You can always add payments allocated towards principal to shorten the length of the PMI.
So to review, so far we have
$666 (property tax)
$360 (insurance)
$400 (PMI)
Now we need to calculate the principal and interest. We’re going to use the mortgage calculator from bankrate.com with a down payment of 10% for a 30 year fixed rate. https://www.bankrate.com/mortgages/mortgage-calculator/
** This is a good time to remind you I am not a lender or a financial advisor and interest rates can vary depending on your specific situation. This is purely for educational purposes only and I will put links to all of the sites that I’ve used to get these numbers in the description and on my blog needhomeinfoblog.com . To really know your specific numbers, you should contact a local lender who will quote you what is appropriate for you and your situation.
For our example, lets go over what bank rate is showing us for today in November of 2023. https://www.bankrate.com/mortgages/mortgage-calculator/
Home price $800,000
Down payment: 10% $80,000
Interest rate: 7.8%
Principal and Interest: $5183
Lets add our other numbers
$666 (property tax)
$360 (insurance)
$400 (PMI)
And we get a total of $6,609 a month.
Please keep in mind, these numbers are averages. Your property tax, homeowner’s insurance and PMI could all be different depending on where you live.
Let’s move on to your other living costs.
These numbers are hypothetical322 – only you know how much you spend on each.
Fixed Costs per month
$6609 (housing)
$400 (utilities)
$350 (health insurance)
$300 (car payment)
$100 (gas)
$100 (cell phone)
$120 (internet & tv)
Other costs per month
$400 (groceries)
$200 (entertainment)
$100 (misc)
$200 (CC)
$200 (Student loan)
$300 (savings)
This totals to $9379
9379 x 12= $112,548 which is what you need to net after taxes just to pay the expenses.
Now we need to figure out how much you need to make in order to have only 40% of your income go towards your mortgage.
So to figure that out we divide 6609/.40 = $16,522
So in order to live comfortably and not be house poor, you would need to bring home $16,522 a month. Or $198,270 a year.
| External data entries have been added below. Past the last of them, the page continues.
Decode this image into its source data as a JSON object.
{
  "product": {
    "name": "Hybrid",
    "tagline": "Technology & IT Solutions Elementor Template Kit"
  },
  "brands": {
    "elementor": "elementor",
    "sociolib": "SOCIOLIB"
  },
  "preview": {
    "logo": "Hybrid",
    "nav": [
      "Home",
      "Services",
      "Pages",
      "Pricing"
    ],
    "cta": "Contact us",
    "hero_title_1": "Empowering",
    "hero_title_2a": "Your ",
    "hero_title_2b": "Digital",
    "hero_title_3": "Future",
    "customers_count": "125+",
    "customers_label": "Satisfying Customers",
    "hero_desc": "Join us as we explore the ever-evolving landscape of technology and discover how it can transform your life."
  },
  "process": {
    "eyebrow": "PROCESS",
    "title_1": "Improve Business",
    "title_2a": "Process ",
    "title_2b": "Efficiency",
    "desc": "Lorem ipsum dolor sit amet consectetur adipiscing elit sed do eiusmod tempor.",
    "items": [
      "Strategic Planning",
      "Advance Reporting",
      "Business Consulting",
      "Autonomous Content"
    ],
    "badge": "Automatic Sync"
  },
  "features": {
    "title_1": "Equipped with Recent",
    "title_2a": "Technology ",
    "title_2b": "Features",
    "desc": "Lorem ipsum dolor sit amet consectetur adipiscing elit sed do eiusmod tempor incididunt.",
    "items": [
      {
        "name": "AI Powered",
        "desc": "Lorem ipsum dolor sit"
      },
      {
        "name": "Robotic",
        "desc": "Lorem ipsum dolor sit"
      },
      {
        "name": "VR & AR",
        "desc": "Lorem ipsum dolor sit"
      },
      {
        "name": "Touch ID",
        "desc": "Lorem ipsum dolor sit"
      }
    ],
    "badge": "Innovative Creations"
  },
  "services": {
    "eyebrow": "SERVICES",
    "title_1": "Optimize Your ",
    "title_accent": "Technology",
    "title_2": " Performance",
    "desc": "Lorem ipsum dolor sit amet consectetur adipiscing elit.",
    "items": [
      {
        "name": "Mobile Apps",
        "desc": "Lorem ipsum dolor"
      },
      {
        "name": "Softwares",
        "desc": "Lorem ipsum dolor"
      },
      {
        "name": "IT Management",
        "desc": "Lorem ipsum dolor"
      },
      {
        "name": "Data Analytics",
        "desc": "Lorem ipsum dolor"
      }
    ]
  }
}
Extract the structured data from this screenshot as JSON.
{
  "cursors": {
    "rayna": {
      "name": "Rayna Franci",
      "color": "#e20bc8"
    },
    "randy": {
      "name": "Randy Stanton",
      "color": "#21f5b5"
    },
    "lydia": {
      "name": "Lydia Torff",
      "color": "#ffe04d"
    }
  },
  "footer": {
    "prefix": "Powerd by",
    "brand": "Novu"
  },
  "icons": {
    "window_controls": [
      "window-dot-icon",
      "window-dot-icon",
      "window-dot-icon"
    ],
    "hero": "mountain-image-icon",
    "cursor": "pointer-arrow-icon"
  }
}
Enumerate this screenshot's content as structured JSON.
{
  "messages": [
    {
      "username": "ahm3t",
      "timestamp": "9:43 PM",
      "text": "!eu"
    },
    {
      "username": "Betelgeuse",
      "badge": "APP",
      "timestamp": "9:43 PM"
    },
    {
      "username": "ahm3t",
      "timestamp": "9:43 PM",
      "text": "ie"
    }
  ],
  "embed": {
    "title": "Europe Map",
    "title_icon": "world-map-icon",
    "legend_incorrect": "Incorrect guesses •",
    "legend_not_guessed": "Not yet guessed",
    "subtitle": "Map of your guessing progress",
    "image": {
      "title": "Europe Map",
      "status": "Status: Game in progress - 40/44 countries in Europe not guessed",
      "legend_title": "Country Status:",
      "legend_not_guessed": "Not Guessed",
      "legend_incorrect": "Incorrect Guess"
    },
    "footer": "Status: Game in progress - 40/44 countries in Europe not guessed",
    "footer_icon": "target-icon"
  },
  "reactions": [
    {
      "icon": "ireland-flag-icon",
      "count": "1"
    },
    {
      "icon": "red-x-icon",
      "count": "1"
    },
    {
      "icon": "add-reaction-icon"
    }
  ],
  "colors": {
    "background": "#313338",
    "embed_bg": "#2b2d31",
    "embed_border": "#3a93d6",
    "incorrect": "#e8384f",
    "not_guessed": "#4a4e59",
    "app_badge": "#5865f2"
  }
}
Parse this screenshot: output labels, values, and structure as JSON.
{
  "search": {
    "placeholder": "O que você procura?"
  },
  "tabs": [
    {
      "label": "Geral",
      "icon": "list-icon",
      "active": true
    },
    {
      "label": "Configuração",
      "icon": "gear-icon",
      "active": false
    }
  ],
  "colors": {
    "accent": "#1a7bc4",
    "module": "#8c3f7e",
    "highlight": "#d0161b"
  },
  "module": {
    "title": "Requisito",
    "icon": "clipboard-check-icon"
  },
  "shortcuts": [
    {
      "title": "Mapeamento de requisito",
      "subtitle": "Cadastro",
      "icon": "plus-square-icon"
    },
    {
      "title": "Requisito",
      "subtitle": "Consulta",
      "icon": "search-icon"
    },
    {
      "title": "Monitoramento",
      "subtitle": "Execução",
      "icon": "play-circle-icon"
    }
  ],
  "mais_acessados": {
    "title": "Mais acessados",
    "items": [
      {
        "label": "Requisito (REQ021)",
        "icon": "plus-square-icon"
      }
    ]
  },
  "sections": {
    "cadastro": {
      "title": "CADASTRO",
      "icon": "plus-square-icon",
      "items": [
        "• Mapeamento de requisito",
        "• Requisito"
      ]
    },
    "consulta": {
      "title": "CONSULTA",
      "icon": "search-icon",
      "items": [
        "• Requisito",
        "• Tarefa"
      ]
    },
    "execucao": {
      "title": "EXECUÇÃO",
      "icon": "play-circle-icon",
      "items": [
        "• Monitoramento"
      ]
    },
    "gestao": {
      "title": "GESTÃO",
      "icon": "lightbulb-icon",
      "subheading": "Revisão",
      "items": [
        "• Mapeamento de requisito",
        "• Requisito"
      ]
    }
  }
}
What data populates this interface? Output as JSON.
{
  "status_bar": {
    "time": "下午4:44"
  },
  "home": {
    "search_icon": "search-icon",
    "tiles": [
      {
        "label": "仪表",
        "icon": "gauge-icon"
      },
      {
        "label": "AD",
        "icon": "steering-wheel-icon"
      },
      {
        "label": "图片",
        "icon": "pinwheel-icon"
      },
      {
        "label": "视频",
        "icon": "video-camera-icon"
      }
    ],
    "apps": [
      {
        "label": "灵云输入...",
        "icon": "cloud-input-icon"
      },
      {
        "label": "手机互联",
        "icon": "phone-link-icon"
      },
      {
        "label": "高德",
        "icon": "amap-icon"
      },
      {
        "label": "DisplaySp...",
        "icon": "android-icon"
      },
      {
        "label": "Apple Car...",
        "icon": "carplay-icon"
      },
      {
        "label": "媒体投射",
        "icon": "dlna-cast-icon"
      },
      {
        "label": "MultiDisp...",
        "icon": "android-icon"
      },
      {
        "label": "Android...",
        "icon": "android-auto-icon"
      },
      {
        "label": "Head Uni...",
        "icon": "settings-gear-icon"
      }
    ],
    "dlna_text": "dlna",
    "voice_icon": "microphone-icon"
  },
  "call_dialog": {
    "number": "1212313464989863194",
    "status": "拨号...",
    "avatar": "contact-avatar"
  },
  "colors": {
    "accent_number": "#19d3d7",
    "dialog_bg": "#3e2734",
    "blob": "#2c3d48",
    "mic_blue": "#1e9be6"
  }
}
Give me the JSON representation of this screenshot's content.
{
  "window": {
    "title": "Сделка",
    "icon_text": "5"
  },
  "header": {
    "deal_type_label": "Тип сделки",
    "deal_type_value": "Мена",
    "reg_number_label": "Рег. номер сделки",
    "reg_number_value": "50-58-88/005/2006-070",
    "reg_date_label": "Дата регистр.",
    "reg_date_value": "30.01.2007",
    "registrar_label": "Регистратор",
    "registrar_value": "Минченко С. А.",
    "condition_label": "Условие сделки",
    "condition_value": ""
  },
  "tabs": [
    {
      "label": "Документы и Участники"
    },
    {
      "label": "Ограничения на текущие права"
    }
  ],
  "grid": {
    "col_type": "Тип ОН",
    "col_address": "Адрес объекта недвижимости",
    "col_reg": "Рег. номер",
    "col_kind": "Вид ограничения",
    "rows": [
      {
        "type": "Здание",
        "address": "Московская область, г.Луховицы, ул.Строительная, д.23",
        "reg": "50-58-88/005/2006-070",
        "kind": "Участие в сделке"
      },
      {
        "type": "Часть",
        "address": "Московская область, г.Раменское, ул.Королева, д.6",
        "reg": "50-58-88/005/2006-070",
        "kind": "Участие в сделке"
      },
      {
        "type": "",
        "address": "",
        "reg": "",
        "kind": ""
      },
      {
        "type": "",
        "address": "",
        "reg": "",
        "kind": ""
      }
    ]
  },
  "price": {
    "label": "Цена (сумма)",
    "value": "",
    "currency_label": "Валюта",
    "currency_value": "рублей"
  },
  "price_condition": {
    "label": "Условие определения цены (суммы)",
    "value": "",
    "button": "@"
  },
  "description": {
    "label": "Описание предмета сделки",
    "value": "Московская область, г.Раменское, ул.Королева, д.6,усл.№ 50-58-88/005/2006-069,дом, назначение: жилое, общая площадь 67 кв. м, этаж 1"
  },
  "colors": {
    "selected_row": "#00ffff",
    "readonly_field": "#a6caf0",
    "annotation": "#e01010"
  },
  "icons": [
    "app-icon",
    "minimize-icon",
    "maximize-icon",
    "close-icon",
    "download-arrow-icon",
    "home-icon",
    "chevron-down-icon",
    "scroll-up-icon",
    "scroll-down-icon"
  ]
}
Now this is what you are bringing home.
In order to calculate how much you would need to make (your gross income) we need to do a little more math. In order to figure your gross income, if we assume your net income is 75% of your gross income, we take the monthly net and divide it by .75
So 16522/.75= 22,029. 22029 x 12= $264,352 which is a LOT of money. Even if this is spit between 2 people, it’s still a lot of money.
Now keep in mind, this is putting 40% of your income towards your mortgage. I know this seems very overwhelming. My numbers may look very different from yours so take them and adjust to your lifestyle.
And not to further depress you, but it does cost money to actually buy the house. You have your down payment, closing costs and inspections/appraisal. With a $800,000 price, it will be around 3% give or take for your closing costs (at least here in Maryland) plus the 10% down and appraisal and inspection. So $80,000 DP + $24,000+ $500 (appraisal) and $700 inspection = $105,200.
If I have totally depressed you, take a breath, go for a walk, have a drink, whatever you need to do to clear your head and then look again at the numbers and start to plug in what you think they are.
Then speak to a local lender to plug in the loan numbers.
I hope you found this helpful. Remember this is for educational purposes only, everyone’s situation is specific to them.